Ele chamou a atenção para o fato de o público jovem não saber distinguir notícia falsa de verdadeira. “Infelizmente, hoje, três em cada cinco notícias que entram na rede são falsas. Por isso o jornal impresso tem credibilidade, e digo isso amparado em pesquisa recente. O pulo do gato é aproveitar isso para vender conteúdo”, ressaltou.

Pacheco entende como loucura um jornal tradicional ficar apenas no digital. “Acho um absurdo. O contrário é melhor, agregando áudio, vídeo, etc”, frisou.

Tendências

Luis Rasquilha palestrou sobre “Viagem ao futuro: as megatendências e os drivers de mudança”. Craque em comunicação, marketing, administração e gestão da inovação, com 20 anos de experiência e o mesmo número de livros publicados, ele afirmou que “o futuro não é ruim”, sendo necessário, apenas, “dar passos para não desaparecer”.

Mas quais seriam esses passos?

Rasquilha, um português que morou em vários países e escolheu o Brasil para estabelecer a sede de sua empresa, afirmou que o Brasil é o segundo país mais conectado do mundo e que, a exemplo do que acontece numa cidade da Alemanha, logo os semáforos serão no chão para pedestres, já que estes só olham para baixo por causa do celular. “O jornalismo só vai conseguir esta atenção se tiver qualidade e os jornais conteúdo, além de mais interação entre o veículo e seu leitor”, expôs.

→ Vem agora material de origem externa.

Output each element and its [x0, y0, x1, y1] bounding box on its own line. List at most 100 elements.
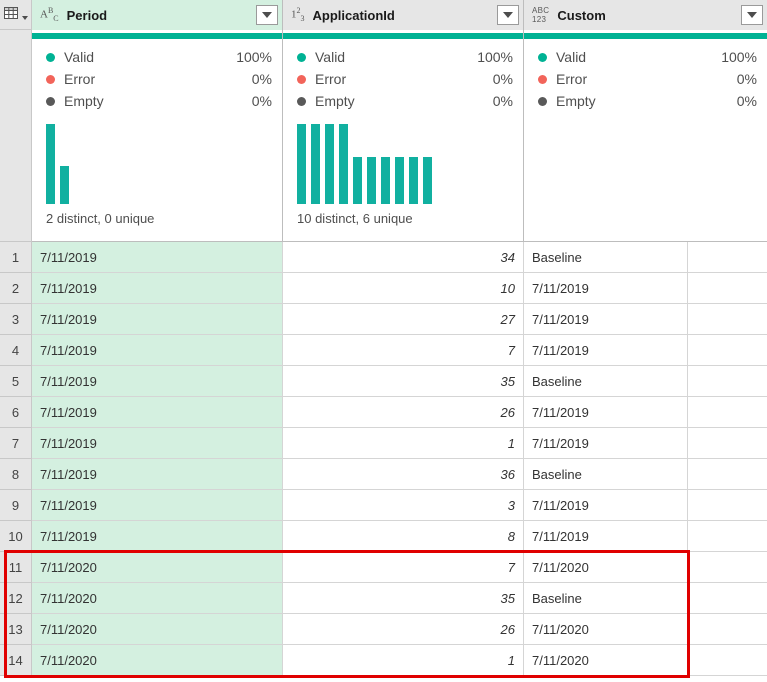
row-number[interactable]: 10 — [0, 521, 32, 552]
cell-overflow[interactable] — [688, 645, 767, 676]
cell-applicationid[interactable]: 10 — [283, 273, 524, 304]
cell-applicationid[interactable]: 7 — [283, 552, 524, 583]
table-row[interactable]: 87/11/201936Baseline — [0, 459, 767, 490]
filter-dropdown-icon-custom[interactable] — [741, 5, 763, 25]
table-row[interactable]: 37/11/2019277/11/2019 — [0, 304, 767, 335]
cell-overflow[interactable] — [688, 366, 767, 397]
quality-stat-empty: Empty 0% — [538, 90, 757, 112]
cell-period[interactable]: 7/11/2019 — [32, 397, 283, 428]
table-row[interactable]: 147/11/202017/11/2020 — [0, 645, 767, 676]
cell-overflow[interactable] — [688, 273, 767, 304]
row-number[interactable]: 5 — [0, 366, 32, 397]
cell-custom[interactable]: 7/11/2020 — [524, 645, 688, 676]
cell-custom[interactable]: 7/11/2019 — [524, 521, 688, 552]
row-number[interactable]: 13 — [0, 614, 32, 645]
filter-dropdown-icon-period[interactable] — [256, 5, 278, 25]
column-profile-period[interactable]: Valid 100% Error 0% Empty 0% 2 distinct,… — [32, 40, 283, 242]
cell-overflow[interactable] — [688, 242, 767, 273]
table-row[interactable]: 137/11/2020267/11/2020 — [0, 614, 767, 645]
row-number[interactable]: 3 — [0, 304, 32, 335]
row-number[interactable]: 11 — [0, 552, 32, 583]
cell-overflow[interactable] — [688, 428, 767, 459]
cell-custom[interactable]: 7/11/2020 — [524, 552, 688, 583]
column-header-row: ABC Period 123 ApplicationId ABC123 Cust… — [0, 0, 767, 30]
column-header-applicationid[interactable]: 123 ApplicationId — [283, 0, 524, 30]
cell-applicationid[interactable]: 7 — [283, 335, 524, 366]
cell-period[interactable]: 7/11/2019 — [32, 273, 283, 304]
cell-period[interactable]: 7/11/2020 — [32, 552, 283, 583]
row-number[interactable]: 14 — [0, 645, 32, 676]
cell-period[interactable]: 7/11/2020 — [32, 614, 283, 645]
cell-custom[interactable]: 7/11/2019 — [524, 335, 688, 366]
table-row[interactable]: 77/11/201917/11/2019 — [0, 428, 767, 459]
cell-custom[interactable]: Baseline — [524, 242, 688, 273]
table-row[interactable]: 27/11/2019107/11/2019 — [0, 273, 767, 304]
cell-applicationid[interactable]: 36 — [283, 459, 524, 490]
cell-custom[interactable]: 7/11/2019 — [524, 273, 688, 304]
cell-applicationid[interactable]: 26 — [283, 397, 524, 428]
cell-period[interactable]: 7/11/2019 — [32, 335, 283, 366]
table-row[interactable]: 17/11/201934Baseline — [0, 242, 767, 273]
table-row[interactable]: 67/11/2019267/11/2019 — [0, 397, 767, 428]
cell-applicationid[interactable]: 3 — [283, 490, 524, 521]
cell-period[interactable]: 7/11/2019 — [32, 242, 283, 273]
cell-period[interactable]: 7/11/2019 — [32, 366, 283, 397]
value-distribution-histogram-custom — [538, 124, 757, 204]
row-number[interactable]: 7 — [0, 428, 32, 459]
table-row[interactable]: 107/11/201987/11/2019 — [0, 521, 767, 552]
column-header-period[interactable]: ABC Period — [32, 0, 283, 30]
cell-applicationid[interactable]: 1 — [283, 428, 524, 459]
cell-custom[interactable]: 7/11/2019 — [524, 397, 688, 428]
row-number[interactable]: 2 — [0, 273, 32, 304]
cell-overflow[interactable] — [688, 490, 767, 521]
cell-overflow[interactable] — [688, 521, 767, 552]
row-number[interactable]: 12 — [0, 583, 32, 614]
cell-period[interactable]: 7/11/2019 — [32, 490, 283, 521]
cell-period[interactable]: 7/11/2020 — [32, 645, 283, 676]
cell-overflow[interactable] — [688, 335, 767, 366]
table-row[interactable]: 57/11/201935Baseline — [0, 366, 767, 397]
quality-bar-period — [32, 30, 283, 40]
table-row[interactable]: 127/11/202035Baseline — [0, 583, 767, 614]
column-header-custom[interactable]: ABC123 Custom — [524, 0, 767, 30]
column-profile-applicationid[interactable]: Valid 100% Error 0% Empty 0% 10 distinct… — [283, 40, 524, 242]
cell-overflow[interactable] — [688, 583, 767, 614]
cell-applicationid[interactable]: 35 — [283, 366, 524, 397]
cell-custom[interactable]: Baseline — [524, 366, 688, 397]
cell-applicationid[interactable]: 26 — [283, 614, 524, 645]
cell-overflow[interactable] — [688, 552, 767, 583]
cell-overflow[interactable] — [688, 459, 767, 490]
cell-period[interactable]: 7/11/2019 — [32, 428, 283, 459]
table-select-corner-button[interactable] — [0, 0, 32, 30]
cell-applicationid[interactable]: 35 — [283, 583, 524, 614]
cell-applicationid[interactable]: 34 — [283, 242, 524, 273]
filter-dropdown-icon-applicationid[interactable] — [497, 5, 519, 25]
cell-applicationid[interactable]: 8 — [283, 521, 524, 552]
row-number[interactable]: 9 — [0, 490, 32, 521]
cell-custom[interactable]: 7/11/2019 — [524, 490, 688, 521]
cell-applicationid[interactable]: 27 — [283, 304, 524, 335]
histogram-bar — [60, 166, 69, 204]
cell-overflow[interactable] — [688, 304, 767, 335]
histogram-bar — [423, 157, 432, 204]
cell-custom[interactable]: 7/11/2019 — [524, 428, 688, 459]
column-profile-custom[interactable]: Valid 100% Error 0% Empty 0% — [524, 40, 767, 242]
cell-period[interactable]: 7/11/2019 — [32, 521, 283, 552]
cell-custom[interactable]: Baseline — [524, 459, 688, 490]
cell-applicationid[interactable]: 1 — [283, 645, 524, 676]
cell-overflow[interactable] — [688, 614, 767, 645]
row-number[interactable]: 6 — [0, 397, 32, 428]
cell-period[interactable]: 7/11/2019 — [32, 304, 283, 335]
table-row[interactable]: 47/11/201977/11/2019 — [0, 335, 767, 366]
row-number[interactable]: 8 — [0, 459, 32, 490]
cell-custom[interactable]: 7/11/2019 — [524, 304, 688, 335]
row-number[interactable]: 1 — [0, 242, 32, 273]
row-number[interactable]: 4 — [0, 335, 32, 366]
cell-period[interactable]: 7/11/2019 — [32, 459, 283, 490]
cell-custom[interactable]: Baseline — [524, 583, 688, 614]
cell-custom[interactable]: 7/11/2020 — [524, 614, 688, 645]
cell-overflow[interactable] — [688, 397, 767, 428]
cell-period[interactable]: 7/11/2020 — [32, 583, 283, 614]
table-row[interactable]: 97/11/201937/11/2019 — [0, 490, 767, 521]
table-row[interactable]: 117/11/202077/11/2020 — [0, 552, 767, 583]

O palestrante disse que aposta na regionalização das notícias como ponto forte e meio de sobrevivência para cada jornal. Para ele, o fim do jornal tradicional, impresso, vai acontecer, mas não agora. “Ele vai longe, talvez até 2050, mas é preciso enxergar o que está sendo sinalizado”, afirmou.

Rasquilha criticou a decisão da Gazeta do Povo de encerrar a edição impressa. “Foi uma decisão muito arriscada. Eu não faria, ainda mais com um jornal com um século de vida e com um enorme público acostumado a ler da forma tradicional”, destacou. Ele recomendou aos donos de jornais pensar no futuro que está logo aí, pois tudo está acontecendo rápido demais.

A qualidade é que faz a diferença

O seminário terminou com a palestra de Andre Caron, que tem grande experiência na implementação de ativos em grandes portais nacionais. Para ele, mataram o jornalismo nacional. “Hoje não se vê mais grandes reportagens, matérias trabalhadas, apenas notícias factuais. Nas redações, a qualidade foi substituída pela quantidade. Os jornalistas experientes foram substituídos por jornalistas que estão começando, mais baratos”, declarou.

Como recado aos presentes ao congresso ele disse o seguinte: “não entrem na competitividade apenas por números, cliques, acessos, como aconteceu na imprensa brasileira. De que adianta isso?”, questionou. Na sua visão, é a qualidade das reportagens que vai fazer o impresso e o digital serem mais consumidos.